Dopo un periodo di calo, il prezzo del gasolio torna a salire per la concomitanza di due cause: l’aumento del costo del petrolio spinto dall’estensione all’Iran della guerra in Medio Oriente e la “rimodulazione” in Italia delle accise sui carburanti, sulla quale però non ci sono ancora chiarimenti da parte del Governo. Il tutto in una fase d’incertezza geopolitica e macroeconomica.
Nel Medio Oriente soffiano sempre più forti i venti di guerra, che sta diventando diretta ed esplicita tra Iran e Israele. Come accade sempre quando sale la tensione in quell’area, il prezzo del petrolio comincia a salire. Il Brent ha superato il 4 ottobre 2024 i 77 dollari al barile, ma la situazione potrebbe peggiorare se la guerra s'intensificasse. È possibile infatti che Israele colpisca le strutture petrolifere iraniane, ma nello stesso tempo l’Iran potrebbe ostacolare il transito delle petroliere nello Stretto di Hormuz, dove passa circa il 21% del petrolio mondiale.
Nonostante le sanzioni, la produzione petrolifera iraniana è in crescita, raggiungendo i 3,4 milioni di barili al giorno, grazie soprattutto alle importazioni cinesi. Questa iniezione di petrolio iraniano serve anche a moderare il prezzo globale. Se Israele colpirà le infrastrutture petrolifere iraniane, i clienti di Teheran (prima tra tutti la Cina) si rivolgeranno ad altri mercati, facendo così salire il prezzo. Lo mostra il fatto che il 3 ottobre, dopo che il presidente Biden ha dichiarato che gli Stati Uniti stavano discutendo se supportare o meno un simile attacco da parte di Israele, il prezzo del greggio si è impennato del 5%.
Bjarne Schieldrop, analista capo delle materie prime presso la banca svedese Seb, ha addirittura prospettato che nel caso di un attacco alle infrastrutture petrolifere iraniane il prezzo del greggio potrebbe raggiungere i 200 dollari al barile. Egli ritiene che finora l’aumento sia stato “molto modesto”, considerando le "potenziali situazioni catastrofiche" che si stanno sviluppando in Medio Oriente. Oltre all’attacco contro le infrastrutture petrolifere, che secondo Schieldrop potrebbe ridurre di due milioni di barili al giorno le esportazioni iraniane, l’analista considera anche le eventuali ripercussioni sullo stretto di Hormuz.
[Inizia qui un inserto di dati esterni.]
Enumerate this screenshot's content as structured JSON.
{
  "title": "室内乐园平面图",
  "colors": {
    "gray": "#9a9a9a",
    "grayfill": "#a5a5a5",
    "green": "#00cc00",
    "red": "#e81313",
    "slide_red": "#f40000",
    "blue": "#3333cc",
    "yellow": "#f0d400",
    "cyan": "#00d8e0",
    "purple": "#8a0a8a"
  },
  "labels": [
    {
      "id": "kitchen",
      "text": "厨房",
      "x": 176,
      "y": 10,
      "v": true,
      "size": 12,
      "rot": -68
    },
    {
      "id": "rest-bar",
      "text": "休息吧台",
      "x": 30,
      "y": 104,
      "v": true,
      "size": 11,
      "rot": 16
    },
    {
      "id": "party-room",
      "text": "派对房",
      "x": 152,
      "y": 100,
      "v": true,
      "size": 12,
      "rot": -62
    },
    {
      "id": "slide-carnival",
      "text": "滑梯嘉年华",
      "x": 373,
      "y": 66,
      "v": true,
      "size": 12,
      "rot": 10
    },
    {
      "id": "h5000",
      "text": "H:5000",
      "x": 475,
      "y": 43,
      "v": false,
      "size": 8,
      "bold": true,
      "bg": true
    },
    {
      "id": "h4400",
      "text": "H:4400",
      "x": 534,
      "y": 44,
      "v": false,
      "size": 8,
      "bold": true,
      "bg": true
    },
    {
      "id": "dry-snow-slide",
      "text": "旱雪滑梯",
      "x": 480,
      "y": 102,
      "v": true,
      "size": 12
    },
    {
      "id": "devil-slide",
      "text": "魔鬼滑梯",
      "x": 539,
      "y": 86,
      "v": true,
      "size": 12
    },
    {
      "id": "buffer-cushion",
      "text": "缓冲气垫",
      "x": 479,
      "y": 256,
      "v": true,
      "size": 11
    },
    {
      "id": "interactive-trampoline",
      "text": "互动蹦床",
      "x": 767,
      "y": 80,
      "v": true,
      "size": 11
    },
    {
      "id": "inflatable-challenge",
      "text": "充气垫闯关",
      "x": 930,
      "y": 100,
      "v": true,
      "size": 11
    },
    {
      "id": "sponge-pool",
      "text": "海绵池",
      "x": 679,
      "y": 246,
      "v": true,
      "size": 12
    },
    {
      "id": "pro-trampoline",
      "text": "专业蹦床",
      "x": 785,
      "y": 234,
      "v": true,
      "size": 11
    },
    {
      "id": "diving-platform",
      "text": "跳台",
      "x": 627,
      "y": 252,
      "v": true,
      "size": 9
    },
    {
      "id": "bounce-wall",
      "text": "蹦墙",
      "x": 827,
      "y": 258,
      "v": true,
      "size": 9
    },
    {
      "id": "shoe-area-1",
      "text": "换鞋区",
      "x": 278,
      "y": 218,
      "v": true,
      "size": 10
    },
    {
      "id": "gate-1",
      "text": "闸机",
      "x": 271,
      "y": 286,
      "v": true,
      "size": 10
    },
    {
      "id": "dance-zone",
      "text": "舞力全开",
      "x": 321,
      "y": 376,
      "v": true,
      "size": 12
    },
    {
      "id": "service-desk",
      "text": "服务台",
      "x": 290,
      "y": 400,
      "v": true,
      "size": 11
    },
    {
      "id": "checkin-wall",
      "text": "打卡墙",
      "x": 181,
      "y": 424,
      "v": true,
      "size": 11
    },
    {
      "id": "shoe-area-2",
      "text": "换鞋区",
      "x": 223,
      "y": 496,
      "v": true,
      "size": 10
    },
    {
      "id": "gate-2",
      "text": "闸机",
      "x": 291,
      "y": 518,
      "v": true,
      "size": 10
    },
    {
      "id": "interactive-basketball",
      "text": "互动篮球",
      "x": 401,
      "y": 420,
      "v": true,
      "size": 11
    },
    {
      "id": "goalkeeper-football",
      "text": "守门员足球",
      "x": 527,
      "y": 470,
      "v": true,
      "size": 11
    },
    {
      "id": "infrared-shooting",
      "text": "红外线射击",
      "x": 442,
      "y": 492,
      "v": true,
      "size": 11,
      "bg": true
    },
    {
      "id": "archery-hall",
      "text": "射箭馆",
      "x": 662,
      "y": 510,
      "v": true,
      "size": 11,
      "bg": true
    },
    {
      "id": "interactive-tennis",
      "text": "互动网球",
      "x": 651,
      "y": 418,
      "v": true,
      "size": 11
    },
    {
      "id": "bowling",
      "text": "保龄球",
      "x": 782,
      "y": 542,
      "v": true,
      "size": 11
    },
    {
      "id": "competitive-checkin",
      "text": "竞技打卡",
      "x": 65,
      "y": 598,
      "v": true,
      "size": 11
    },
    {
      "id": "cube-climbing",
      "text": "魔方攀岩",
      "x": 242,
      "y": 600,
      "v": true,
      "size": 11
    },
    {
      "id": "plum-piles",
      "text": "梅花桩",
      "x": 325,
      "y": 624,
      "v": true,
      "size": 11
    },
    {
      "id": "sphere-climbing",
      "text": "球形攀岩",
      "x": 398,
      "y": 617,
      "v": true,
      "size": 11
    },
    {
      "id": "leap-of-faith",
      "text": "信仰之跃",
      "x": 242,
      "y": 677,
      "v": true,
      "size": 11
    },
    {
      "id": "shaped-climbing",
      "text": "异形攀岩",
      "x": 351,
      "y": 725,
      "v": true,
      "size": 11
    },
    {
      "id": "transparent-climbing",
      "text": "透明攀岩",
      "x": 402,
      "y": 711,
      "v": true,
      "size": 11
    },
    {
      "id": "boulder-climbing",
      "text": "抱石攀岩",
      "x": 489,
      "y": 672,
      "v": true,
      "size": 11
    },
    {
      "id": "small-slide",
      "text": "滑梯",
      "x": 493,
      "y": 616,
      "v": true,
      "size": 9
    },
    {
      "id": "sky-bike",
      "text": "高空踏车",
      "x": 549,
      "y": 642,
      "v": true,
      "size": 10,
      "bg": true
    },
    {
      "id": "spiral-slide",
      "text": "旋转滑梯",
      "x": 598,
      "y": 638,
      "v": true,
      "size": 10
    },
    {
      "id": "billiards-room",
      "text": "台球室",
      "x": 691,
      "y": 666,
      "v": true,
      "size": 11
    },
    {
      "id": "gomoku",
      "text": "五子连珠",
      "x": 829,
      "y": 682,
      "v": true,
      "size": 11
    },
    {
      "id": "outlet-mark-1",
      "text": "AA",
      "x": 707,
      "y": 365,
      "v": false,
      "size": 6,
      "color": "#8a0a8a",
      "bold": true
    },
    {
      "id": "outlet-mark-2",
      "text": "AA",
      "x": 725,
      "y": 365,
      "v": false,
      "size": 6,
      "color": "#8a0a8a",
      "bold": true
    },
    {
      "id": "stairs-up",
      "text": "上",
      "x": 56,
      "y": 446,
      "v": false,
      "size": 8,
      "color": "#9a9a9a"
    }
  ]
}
Una situazione che Schieldrop definisce “potenzialmente catastrofica”.
A questo contesto globale si aggiungono le incertezze nazionali sulle accise, innescate da alcune indiscrezioni diffuse all’inizio di settembre su un possibile allineamento dell’accisa sul gasolio con quella della benzina e conseguente aumento della prima. Questa ipotesi è emersa dal Piano Strutturale di Bilancio 2025-2029 trasmesso alle Camere il 28 settembre 2024. Ciò ha scatenato la reazione di diverse associazioni di consumatori e delle imprese, comprese quelle dell’autotrasporto, che hanno chiesto chiarimenti al Governo.
Una prima risposta è arrivata dal ministero dell’Economia, che il 3 aprile ha definito “fuorviante la notizia secondo la quale il governo intende aumentare le accise sui carburanti". Ha però aggiunto che è “allo studio un meccanismo di allineamento tra i livelli delle rispettive accise", precisando che “in ogni caso, l'intervento non si tradurrà nella scelta semplicistica dell'innalzamento delle accise sul gasolio al livello di quelle della benzina, bensì in una rimodulazione delle due".
Il punto è che il ministero non spiega come avverrà la “rimodulazione”. Ricordiamo che l’accisa sulla benzina è superiore di circa 11 centesimi a quella del gasolio ed è difficile pensare che la “rimodulazione” abbasserà la benzina al livello del diesel. Se scenderà la prima, dovrà inevitabilmente salire la seconda di qualche centesimo e quindi un aumento del gasolio dovrebbe comunque avvenire. Insomma, la nota ministeriale non ha chiarito nulla.